Les Amis de la terre ont choisi de publier, ce 11 décembre, leur nouveau rapport sur l’obsolescence programmée. 15 Jours avant Noël, il éclaire les consommateurs sur le nécessaire allongement de la durée de vie des produits high-tech.

L’obsolescence programmée, c’est «ce stratagème par lequel un bien voit sa durée normative réduite dès sa conception, limitant ainsi sa durée de vie d’usage pour des raisons économiques», définit une étude de l’Agence de l’environnement et de la maîtrise de l’énergie (Ademe), publiée en septembre dernier (voir JDLE).

L’Ademe avait notamment conclu à la nécessité de mettre en place une méthode commune pour définir précisément la durée de vie, des indicateurs de mesure, des méthodes d’analyse transparentes, des normes et des contrôles.

Le nouveau rapport des Amis de la terre fait le point sur les avancées. Tout d’abord, une proposition de loi, portée par Europe Ecologie-les Verts, est en cours d’écriture. Pour rappel, la lutte contre l’obsolescence programmée faisait partie des promesses de campagne du candidat Hollande, avec le développement du secteur de la réparation. Elle pourrait aussi se retrouver au sein du futur projet de loi sur la consommation que prépare le ministre Benoît Hamon pour un examen au Parlement en 2013.

Surtout, cette publication précise le rôle des constructeurs dans les pratiques de garantie, de service après-vente et de conception, non sans avoir rencontré quelques difficultés puisque la plupart des 18 fabricants contactés n’ont pas daigné répondre au questionnaire de l’association.

Résultat: de larges progrès sont à réaliser… En effet, les analyses de cycle de vie des téléphones montrent que ce n’est pas la phase d’utilisation de l’appareil qui s’avère préjudiciable mais sa durée de vie, trop courte.

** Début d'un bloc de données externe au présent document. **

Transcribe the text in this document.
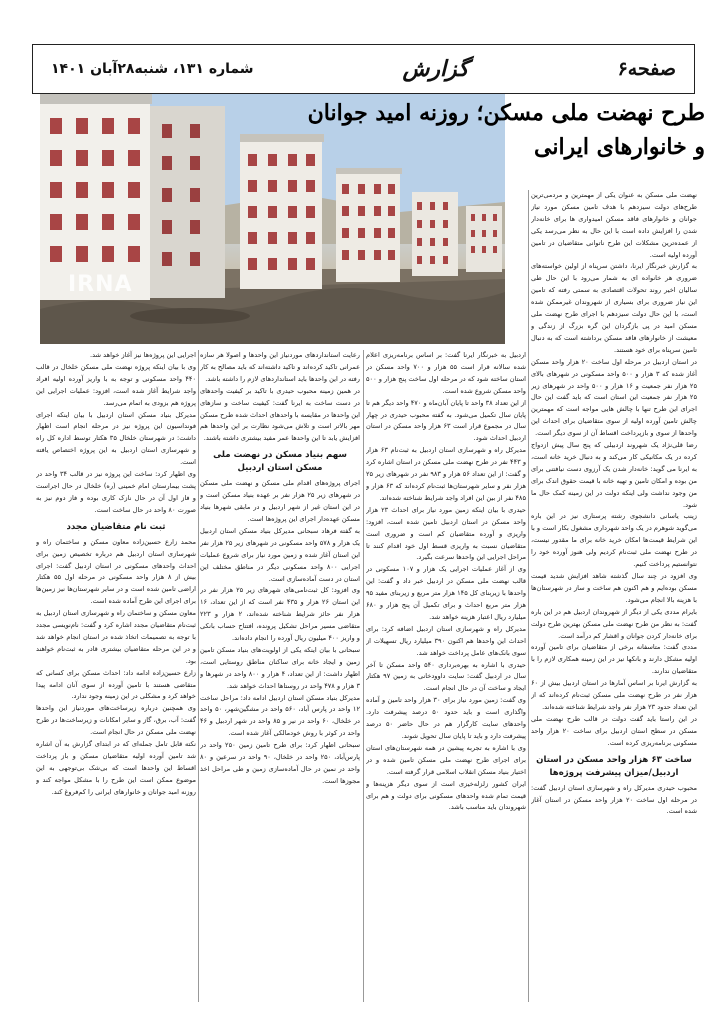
صفحه۶
گزارش
شماره ۱۳۱، شنبه۲۸آبان ۱۴۰۱
IRNA
طرح نهضت ملی مسکن؛ روزنه امید جوانان و خانوارهای ایرانی

نهضت ملی مسکن به عنوان یکی از مهمترین و مردمی‌ترین طرح‌های دولت سیزدهم با هدف تامین مسکن مورد نیاز جوانان و خانوارهای فاقد مسکن امیدواری ها برای خانه‌دار شدن را افزایش داده است با این حال به نظر می‌رسد یکی از عمده‌ترین مشکلات این طرح ناتوانی متقاضیان در تامین آورده اولیه است.

به گزارش خبرنگار ایرنا، داشتن سرپناه از اولین خواسته‌های ضروری هر خانواده ای به شمار می‌رود با این حال طی سالیان اخیر روند تحولات اقتصادی به سمتی رفته که تامین این نیاز ضروری برای بسیاری از شهروندان غیرممکن شده است، با این حال دولت سیزدهم با اجرای طرح نهضت ملی مسکن امید در پی بازگردان این گره بزرگ از زندگی و معیشت از خانوارهای فاقد مسکن برداشته است که به دنبال تامین سرپناه برای خود هستند.

در استان اردبیل در مرحله اول ساخت ۲۰ هزار واحد مسکن آغاز شده که ۳ هزار و ۵۰۰ واحد مسکونی در شهرهای بالای ۲۵ هزار نفر جمعیت و ۱۶ هزار و ۵۰۰ واحد در شهرهای زیر ۲۵ هزار نفر جمعیت این استان است که باید گفت این حال اجرای این طرح تنها با چالش هایی مواجه است که مهمترین چالش تامین آورده اولیه از سوی متقاضیان برای احداث این واحدها از سوی و بازپرداخت اقساط آن از سوی دیگر است.

رضا قلی‌نژاد یک شهروند اردبیلی که پنج سال پیش ازدواج کرده در یک مکانیکی کار می‌کند و به دنبال خرید خانه است، به ایرنا می گوید: خانه‌دار شدن یک آرزوی دست نیافتنی برای من بوده و امکان تامین و تهیه خانه با قیمت حقوق اندک برای من وجود نداشت ولی اینکه دولت در این زمینه کمک حال ما شود.

زینب یاسانی دانشجوی رشته پرستاری نیز در این باره می‌گوید شوهرم در یک واحد شهرداری مشغول بکار است و با این شرایط قیمت‌ها امکان خرید خانه برای ما مقدور نیست، در طرح نهضت ملی ثبت‌نام کردیم ولی هنوز آورده خود را نتوانستیم پرداخت کنیم.

وی افزود در چند سال گذشته شاهد افزایش شدید قیمت مسکن بوده‌ایم و هم اکنون هم ساخت و ساز در شهرستان‌ها با هزینه بالا انجام می‌شود.

بایرام مددی یکی از دیگر از شهروندان اردبیل هم در این باره گفت: به نظر من طرح نهضت ملی مسکن بهترین طرح دولت برای خانه‌دار کردن جوانان و اقشار کم درآمد است.

مددی گفت: متاسفانه برخی از متقاضیان برای تامین آورده اولیه مشکل دارند و بانکها نیز در این زمینه همکاری لازم را با متقاضیان ندارند.

به گزارش ایرنا بر اساس آمارها در استان اردبیل بیش از ۶۰ هزار نفر در طرح نهضت ملی مسکن ثبت‌نام کرده‌اند که از این تعداد حدود ۲۳ هزار نفر واجد شرایط شناخته شده‌اند.

در این راستا باید گفت دولت در قالب طرح نهضت ملی مسکن در سطح استان اردبیل برای ساخت ۲۰ هزار واحد مسکونی برنامه‌ریزی کرده است.

ساخت ۶۳ هزار واحد مسکن در استان اردبیل/میزان پیشرفت پروژه‌ها

محبوب حیدری مدیرکل راه و شهرسازی استان اردبیل گفت: در مرحله اول ساخت ۲۰ هزار واحد مسکن در استان آغاز شده است.

اردبیل به خبرنگار ایرنا گفت: بر اساس برنامه‌ریزی اعلام شده سالانه قرار است ۵۵ هزار و ۷۰۰ واحد مسکن در استان ساخته شود که در مرحله اول ساخت پنج هزار و ۵۰۰ واحد مسکن شروع شده است.

از این تعداد ۳۸ واحد تا پایان آبان‌ماه و ۴۷۰ واحد دیگر هم تا پایان سال تکمیل می‌شود. به گفته محبوب حیدری در چهار سال در مجموع قرار است ۶۳ هزار واحد مسکن در استان اردبیل احداث شود.

مدیرکل راه و شهرسازی استان اردبیل به ثبت‌نام ۶۳ هزار و ۴۴۳ نفر در طرح نهضت ملی مسکن در استان اشاره کرد و گفت: از این تعداد ۵۶ هزار و ۹۸۳ نفر در شهرهای زیر ۲۵ هزار نفر و سایر شهرستان‌ها ثبت‌نام کرده‌اند که ۶۳ هزار و ۴۸۵ نفر از بین این افراد واجد شرایط شناخته شده‌اند.

حیدری با بیان اینکه زمین مورد نیاز برای احداث ۲۳ هزار واحد مسکن در استان اردبیل تامین شده است، افزود: واریزی و آورده متقاضیان کم است و ضروری است متقاضیان نسبت به واریزی قسط اول خود اقدام کنند تا مراحل اجرایی این واحدها سرعت بگیرد.

وی از آغاز عملیات اجرایی یک هزار و ۱۰۷ مسکونی در قالب نهضت ملی مسکن در اردبیل خبر داد و گفت: این واحدها با زیربنای کل ۱۴۵ هزار متر مربع و زیربنای مفید ۹۵ هزار متر مربع احداث و برای تکمیل آن پنج هزار و ۶۸۰ میلیارد ریال اعتبار هزینه خواهد شد.

مدیرکل راه و شهرسازی استان اردبیل اضافه کرد: برای احداث این واحدها هم اکنون ۳۹۰ میلیارد ریال تسهیلات از سوی بانک‌های عامل پرداخت خواهد شد.

حیدری با اشاره به بهره‌برداری ۵۴۰ واحد مسکن تا آخر سال در اردبیل گفت: سایت داوودخانی به زمین ۹۷ هکتار ایجاد و ساخت آن در حال انجام است.

وی گفت: زمین مورد نیاز برای ۳۰ هزار واحد تامین و آماده واگذاری است و باید حدود ۵۰ درصد پیشرفت دارد. واحدهای سایت کارگزار هم در حال حاضر ۵۰ درصد پیشرفت دارد و باید تا پایان سال تحویل شوند.

وی با اشاره به تجربه پیشین در همه شهرستان‌های استان برای اجرای طرح نهضت ملی مسکن تامین شده و در اختیار بنیاد مسکن انقلاب اسلامی قرار گرفته است.

ایران کشور زلزله‌خیزی است از سوی دیگر هزینه‌ها و قیمت تمام شده واحدهای مسکونی برای دولت و هم برای شهروندان باید مناسب باشد.

رعایت استانداردهای موردنیاز این واحدها و اصولا هر سازه عمرانی تاکید کرده‌اند و تاکید داشته‌اند که باید مصالح به کار رفته در این واحدها باید استانداردهای لازم را داشته باشد.

در همین زمینه محبوب حیدری با تاکید بر کیفیت واحدهای در دست ساخت به ایرنا گفت: کیفیت ساخت و سازهای این واحدها در مقایسه با واحدهای احداث شده طرح مسکن مهر بالاتر است و تلاش می‌شود نظارت بر این واحدها هم افزایش یابد تا این واحدها عمر مفید بیشتری داشته باشند.

سهم بنیاد مسکن در نهضت ملی مسکن استان اردبیل

اجرای پروژه‌های اقدام ملی مسکن و نهضت ملی مسکن در شهرهای زیر ۲۵ هزار نفر بر عهده بنیاد مسکن است و در این استان غیر از شهر اردبیل و در مابقی شهرها بنیاد مسکن عهده‌دار اجرای این پروژه‌ها است.

به گفته فرهاد سبحانی مدیرکل بنیاد مسکن استان اردبیل یک هزار و ۵۷۸ واحد مسکونی در شهرهای زیر ۲۵ هزار نفر این استان آغاز شده و زمین مورد نیاز برای شروع عملیات اجرایی ۸۰۰ واحد مسکونی دیگر در مناطق مختلف این استان در دست آماده‌سازی است.

وی افزود: کل ثبت‌نامی‌های شهرهای زیر ۲۵ هزار نفر در این استان ۲۶ هزار و ۴۳۵ نفر است که از این تعداد، ۱۶ هزار نفر حائز شرایط شناخته شده‌اند، ۲ هزار و ۲۲۳ متقاضی مسیر مراحل تشکیل پرونده، افتتاح حساب بانکی و واریز ۴۰۰ میلیون ریال آورده را انجام داده‌اند.

سبحانی با بیان اینکه یکی از اولویت‌های بنیاد مسکن تامین زمین و ایجاد خانه برای ساکنان مناطق روستایی است، اظهار داشت: از این تعداد، ۴ هزار و ۸۰۰ واحد در شهرها و ۳ هزار و ۴۷۸ واحد در روستاها احداث خواهد شد.

مدیرکل بنیاد مسکن استان اردبیل ادامه داد: مراحل ساخت ۱۲ واحد در پارس آباد، ۵۶۰ واحد در مشگین‌شهر، ۵۰ واحد در خلخال، ۶۰ واحد در نیر و ۸۵ واحد در شهر اردبیل و ۴۶ واحد در کوثر با روش خودمالکی آغاز شده است.

سبحانی اظهار کرد: برای طرح تامین زمین ۲۵۰ واحد در پارس‌آباد، ۲۵۰ واحد در خلخال، ۹۰ واحد در سرعین و ۸۰ واحد در نمین در حال آماده‌سازی زمین و طی مراحل اخذ مجوزها است.

اجرایی این پروژه‌ها نیز آغاز خواهد شد.

وی با بیان اینکه پروژه نهضت ملی مسکن خلخال در قالب ۴۴۰ واحد مسکونی و توجه به با واریز آورده اولیه افراد واجد شرایط آغاز شده است، افزود: عملیات اجرایی این پروژه هم بزودی به اتمام می‌رسد.

مدیرکل بنیاد مسکن استان اردبیل با بیان اینکه اجرای فونداسیون این پروژه نیز در مرحله انجام است اظهار داشت: در شهرستان خلخال ۳۵ هکتار توسط اداره کل راه و شهرسازی استان اردبیل به این پروژه اختصاص یافته است.

وی اظهار کرد: ساخت این پروژه نیز در قالب ۳۴ واحد در پشت بیمارستان امام خمینی (ره) خلخال در حال اجراست و فاز اول آن در حال نازک کاری بوده و فاز دوم نیز به صورت ۸۰ واحد در حال ساخت است.

ثبت نام متقاضیان مجدد

محمد زارع حسین‌زاده معاون مسکن و ساختمان راه و شهرسازی استان اردبیل هم درباره تخصیص زمین برای احداث واحدهای مسکونی در استان اردبیل گفت: اجرای بیش از ۸ هزار واحد مسکونی در مرحله اول ۵۵ هکتار اراضی تامین شده است و در سایر شهرستان‌ها نیز زمین‌ها برای اجرای این طرح آماده شده است.

معاون مسکن و ساختمان راه و شهرسازی استان اردبیل به ثبت‌نام متقاضیان مجدد اشاره کرد و گفت: نام‌نویسی مجدد با توجه به تصمیمات اتخاذ شده در استان انجام خواهد شد و در این مرحله متقاضیان بیشتری قادر به ثبت‌نام خواهند بود.

زارع حسین‌زاده ادامه داد: احداث مسکن برای کسانی که متقاضی هستند با تامین آورده از سوی آنان ادامه پیدا خواهد کرد و مشکلی در این زمینه وجود ندارد.

وی همچنین درباره زیرساخت‌های موردنیاز این واحدها گفت: آب، برق، گاز و سایر امکانات و زیرساخت‌ها در طرح نهضت ملی مسکن در حال انجام است.

نکته قابل تامل جمله‌ای که در ابتدای گزارش به آن اشاره شد تامین آورده اولیه متقاضیان مسکن و باز پرداخت اقساط این واحدها است که بی‌شک بی‌توجهی به این موضوع ممکن است این طرح را با مشکل مواجه کند و روزنه امید جوانان و خانوارهای ایرانی را کم‌فروغ کند.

L’éco-label européen -qui intègre la durée de vie dans ses critères d’évaluation- ne concerne en France qu’un seul ordinateur de bureau et une vingtaine d’ordinateurs portables. A noter qu’aucun produit high-tech n’a réussi à obtenir la marque NF Environnement.

Autre problème, le bilan carbone des appareils s’alourdit avec les nouveaux modèles. Par exemple, le nouvel iPhone 5 commercialisé par Apple a une empreinte carbone de 75 kilogrammes équivalent CO2, 36% supérieure à celle de son prédécesseur l’iPhone 4S (voir JDLE).

En France, la consommation énergétique des produits high-tech est évaluée à 13,5% du total de la consommation électrique, soit 5% des gaz à effets de serre, selon un rapport de 2008 du Conseil général de l’environnement et du développement durable (Cgedd).

Quelques contraintes sont toutefois mises en place par l’Europe, comme l’obligation d’afficher le débit d’absorption spécifique (DAS) de l’appareil depuis le 15 avril 2011. Celui-ci doit être inférieur à 2 watts par kilogramme pour un téléphone vendu dans l’Hexagone.

Mais mauvaise nouvelle, le recyclage n’est guère développé puisque la collecte ne représente qu’un million de téléphones en France en 2011, soit moins de 5% des appareils mis sur le marché. Il pourrait pourtant réduire l’empreinte d’un produit en réduisant sa consommation de métaux. Les campagnes de communication sur les programmes de reprise pourraient-elles se faire moins rares?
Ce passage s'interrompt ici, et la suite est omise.